China Reality Surge Shocks Emerging Markets Bears
China has vastly outperformed most other emerging markets lately, and that may be precisely why further strength is coming.
Everywhere I look, emerging markets are being hated on, even though factually they have performed broadly in line with the S&P 500 (INDEXSP:.INX) since June. India and Indonesia have clearly suffered the most as of late, but thus far it does not look like contagion to other economies is underway as it did in 1997 and 1998. The focus on tapering as the excuse seems odd since emerging market equities did not outperform the US despite rhetoric over how money would “leak” out of the US to overseas assets. Oddly enough, even though QE did not benefit emerging market stocks to begin with, there is this belief that an end to QE (which is highly unlikely in the foreseeable future) will break their backs.
And yet, very few seem to be realizing just how well China is doing. Economic activity does seem to be picking up. Utility use is rising in the world's second largest economy, and stimulus to local governments is quietly accelerating. China is incredibly important to the fat-pitch story here because it is the biggest marginal driver of commodities, which many of the BRIC economies rely on as far as exports growth goes.
Take a look below at the price ratio of the iShares FTSE China 25 Index Fund (NYSEARCA:FXI) relative to the iShares MSCI Emerging Markets ETF (NYSEARCA:EEM). As a reminder, a rising price ratio means the numerator/FXI is outperforming (up more/down less) the denominator/SPY.

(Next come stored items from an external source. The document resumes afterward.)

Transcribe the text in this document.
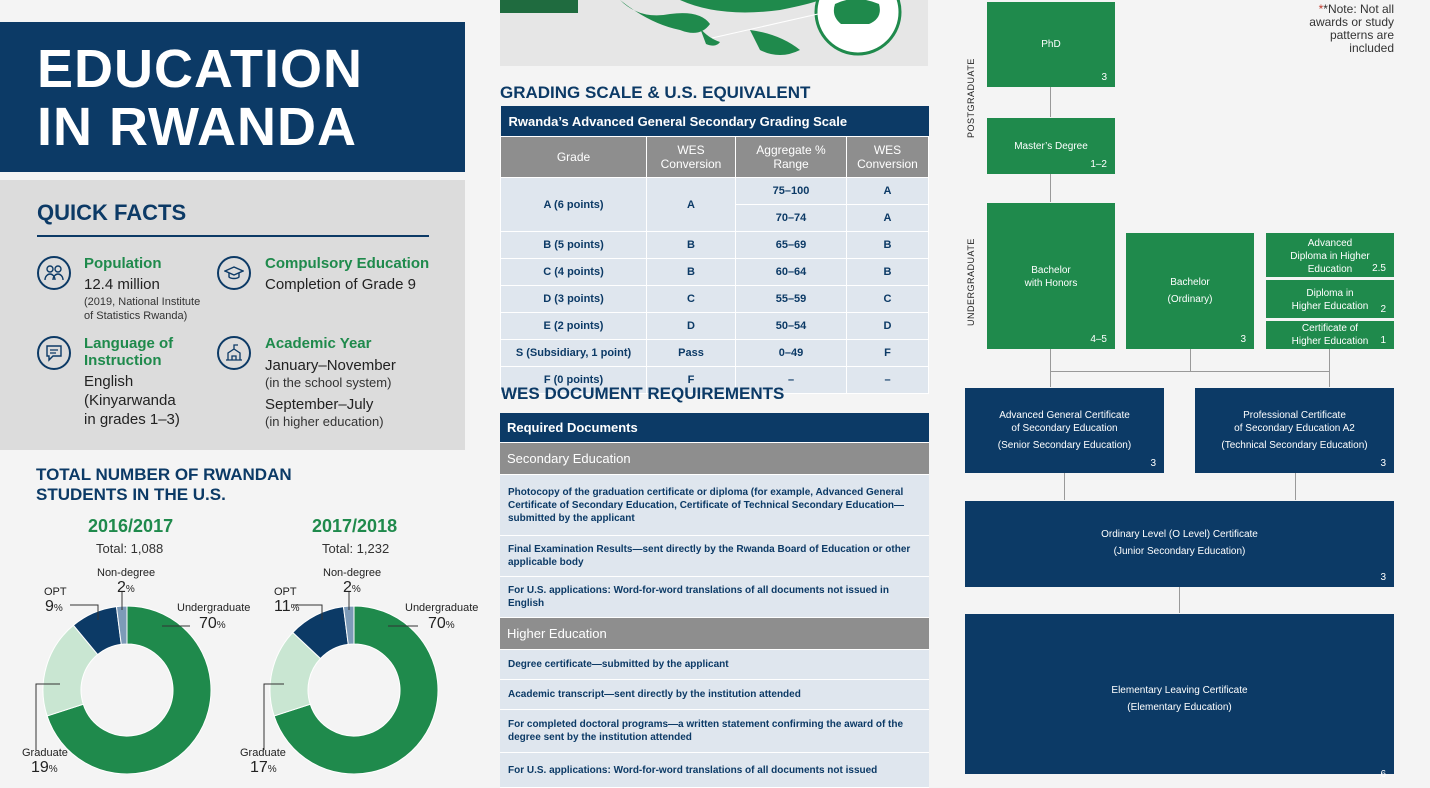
EDUCATION
IN RWANDA
QUICK FACTS
Population
12.4 million
(2019, National Institute
of Statistics Rwanda)
Compulsory Education
Completion of Grade 9
Language of
Instruction
English
(Kinyarwanda
in grades 1–3)
Academic Year
January–November
(in the school system)
September–July
(in higher education)
TOTAL NUMBER OF RWANDAN
STUDENTS IN THE U.S.
2016/2017
Total: 1,088
2017/2018
Total: 1,232
OPT
9%
Non-degree
2%
Undergraduate
70%
Graduate
19%
OPT
11%
Non-degree
2%
Undergraduate
70%
Graduate
17%
GRADING SCALE & U.S. EQUIVALENT
Rwanda’s Advanced General Secondary Grading Scale			
Grade	WES Conversion	Aggregate % Range	WES Conversion
A (6 points)	A	75–100	A
		70–74	A
B (5 points)	B	65–69	B
C (4 points)	B	60–64	B
D (3 points)	C	55–59	C
E (2 points)	D	50–54	D
S (Subsidiary, 1 point)	Pass	0–49	F
F (0 points)	F	–	–
WES DOCUMENT REQUIREMENTS
Required Documents
Secondary Education
Photocopy of the graduation certificate or diploma (for example, Advanced General Certificate of Secondary Education, Certificate of Technical Secondary Education—submitted by the applicant
Final Examination Results—sent directly by the Rwanda Board of Education or other applicable body
For U.S. applications: Word-for-word translations of all documents not issued in English
Higher Education
Degree certificate—submitted by the applicant
Academic transcript—sent directly by the institution attended
For completed doctoral programs—a written statement confirming the award of the degree sent by the institution attended
For U.S. applications: Word-for-word translations of all documents not issued
**Note: Not all
awards or study
patterns are
included
POSTGRADUATE
UNDERGRADUATE
PhD
3
Master’s Degree
1–2
Bachelor
with Honors
4–5
Bachelor
(Ordinary)
3
Advanced
Diploma in Higher
Education	2.5
Diploma in
Higher Education	2
Certificate of
Higher Education	1
Advanced General Certificate
of Secondary Education
(Senior Secondary Education)
3
Professional Certificate
of Secondary Education A2
(Technical Secondary Education)
3
Ordinary Level (O Level) Certificate
(Junior Secondary Education)
3
Elementary Leaving Certificate
(Elementary Education)
6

Note that since late June, a complete face-ripping outperformance move in China has occurred relative to all other emerging markets. This begs the question of whether strength in China will result in strength in Brazil, India, and Russia as a lagged response to the country's pickup of economic activity. China can easily pull the rest of the emerging economies higher as long as currency volatility abates. I maintain that a big trade in broad emerging markets is coming, and probably soon. The potential is there, and could result in a big end-of-year move. The reality remains true: There has been no 1998 event to justify such bearishness in emerging economies this year. China's reality is starting to prove that.